Ejaan LBK (Lembaga Bahasa dan Kesusasteraan)
Bisa dibilang, Ejaan Lembaga Bahasa dan Kesusasteraan atau LBK adalah lanjutan dari Ejaan Melindo. Panitianya juga campuran dari orang Indonesia dan Malaysia yang dibentuk pada 1967. Isinya pun tidak jauh berbeda dari Ejaan Yang Disempurnakan, hanya berbeda di beberapa kaidahnya saja.
Misalanya untuk huruf vokal pada ejaan ini terdiri dari: i, u, e, , o, a. Dalam ejaannya, istilah asing pun mulai diserap seperti extra menjadi ekstra, galb menjadi kalbu, guerilla menjadi gerilya.
Ejaan Bahasa Indonesia (EBI)
Menurut Peraturan Menteri Pendidikan dan Kebudayaan RI Nomor 50 Tahun 2015 tentang Pedoman Umum Ejaan Bahasa Indonesia, EBI resmi berlaku menjadi ejaan baru bahasa Indonesia.
EBI diresmikan karena perkembangan pengetahuan, teknologi, hingga seni, sehingga pemakaian bahasa Indonesia juga semakin luas. Ejaan EBI disebut menyempurnakan EYD yang sebelumnya berlaku sejak 1972, terutama pada penambahan diftong, penggunaan huruf kapital, dan cetak tebal.
Ejaan Yang Disempurnakan (EYD)
Pada akhirnya Indonesia kembali menggunakan EYD hingga saat ini dan telah diubah sebanyak lima kali.
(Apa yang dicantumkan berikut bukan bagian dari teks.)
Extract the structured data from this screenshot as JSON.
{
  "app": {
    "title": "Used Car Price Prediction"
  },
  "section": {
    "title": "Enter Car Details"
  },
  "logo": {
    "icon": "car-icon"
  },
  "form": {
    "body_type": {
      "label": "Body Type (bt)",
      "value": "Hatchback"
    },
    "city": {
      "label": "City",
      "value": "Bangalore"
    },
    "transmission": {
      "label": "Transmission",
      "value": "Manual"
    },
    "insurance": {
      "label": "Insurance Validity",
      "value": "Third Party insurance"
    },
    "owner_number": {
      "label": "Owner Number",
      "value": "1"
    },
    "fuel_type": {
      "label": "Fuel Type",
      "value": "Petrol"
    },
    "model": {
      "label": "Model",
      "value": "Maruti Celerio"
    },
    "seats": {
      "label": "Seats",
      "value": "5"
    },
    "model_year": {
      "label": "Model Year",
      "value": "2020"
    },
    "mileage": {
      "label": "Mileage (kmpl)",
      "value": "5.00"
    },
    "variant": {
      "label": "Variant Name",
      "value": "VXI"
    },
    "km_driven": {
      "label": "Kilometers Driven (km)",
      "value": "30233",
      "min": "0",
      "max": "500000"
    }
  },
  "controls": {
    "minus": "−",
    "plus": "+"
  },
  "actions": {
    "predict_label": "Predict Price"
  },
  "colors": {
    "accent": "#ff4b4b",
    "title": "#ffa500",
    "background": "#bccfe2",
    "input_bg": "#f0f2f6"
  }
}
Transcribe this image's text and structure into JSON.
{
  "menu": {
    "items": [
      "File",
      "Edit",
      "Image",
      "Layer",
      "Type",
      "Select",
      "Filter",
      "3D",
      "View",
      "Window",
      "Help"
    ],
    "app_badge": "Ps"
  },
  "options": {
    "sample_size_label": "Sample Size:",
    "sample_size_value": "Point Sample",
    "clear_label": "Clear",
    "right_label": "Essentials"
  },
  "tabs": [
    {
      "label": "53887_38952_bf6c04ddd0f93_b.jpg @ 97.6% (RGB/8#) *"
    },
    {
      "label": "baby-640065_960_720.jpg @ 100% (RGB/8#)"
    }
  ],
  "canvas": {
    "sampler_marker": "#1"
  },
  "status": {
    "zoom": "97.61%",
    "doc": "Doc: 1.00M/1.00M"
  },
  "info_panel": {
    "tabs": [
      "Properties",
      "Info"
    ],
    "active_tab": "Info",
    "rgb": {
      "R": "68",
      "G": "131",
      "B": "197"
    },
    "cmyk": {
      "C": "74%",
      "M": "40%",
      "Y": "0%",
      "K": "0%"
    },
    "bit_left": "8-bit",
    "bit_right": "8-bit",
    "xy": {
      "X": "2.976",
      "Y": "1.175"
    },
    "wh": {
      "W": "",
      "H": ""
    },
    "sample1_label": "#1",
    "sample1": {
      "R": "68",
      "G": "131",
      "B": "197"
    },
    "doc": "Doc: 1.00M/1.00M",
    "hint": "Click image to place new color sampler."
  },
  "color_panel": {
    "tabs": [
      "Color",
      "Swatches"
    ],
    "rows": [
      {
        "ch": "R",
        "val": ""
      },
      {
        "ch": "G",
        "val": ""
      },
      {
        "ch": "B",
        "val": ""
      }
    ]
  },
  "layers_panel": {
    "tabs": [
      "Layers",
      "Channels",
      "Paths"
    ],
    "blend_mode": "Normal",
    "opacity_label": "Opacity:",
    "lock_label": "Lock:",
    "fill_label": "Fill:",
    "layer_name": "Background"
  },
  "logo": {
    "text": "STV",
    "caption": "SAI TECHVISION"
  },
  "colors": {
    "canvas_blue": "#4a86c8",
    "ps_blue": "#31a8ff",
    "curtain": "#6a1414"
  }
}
Adapun edisi terbaru atau EYD V diluncurkan oleh Badan Pengembangan dan Pembinaan Bahasa (Badan Bahasa), Kementerian Pendidikan, Kebudayaan, Riset, dan Teknologi bertempat di Aula Sasadu, Kantor Badan Bahasa, Rawamangun, Jakarta pada 18 Agustus 2022.
Dalam ejaan ini, kaidah penulisan bahasa Indonesia diatur secara lengkap, seperti tentang unsur bahasa serapan, tanda baca, penggunaan kata, pelafalan huruf “e”, penggunaan huruf kapital, dan penggunaan cetak miring. Tak hanya itu, huruf “f, v, q, x, z” yang kerap berkaitan dengan unsur bahasa asing juga resmi jadi bagian bahasa Indonesia. Dalam edisi kelima, perubahan yang ada lebih dari 50 persen termasuk perubahan redaksi, contoh, dan tata cara penyajian.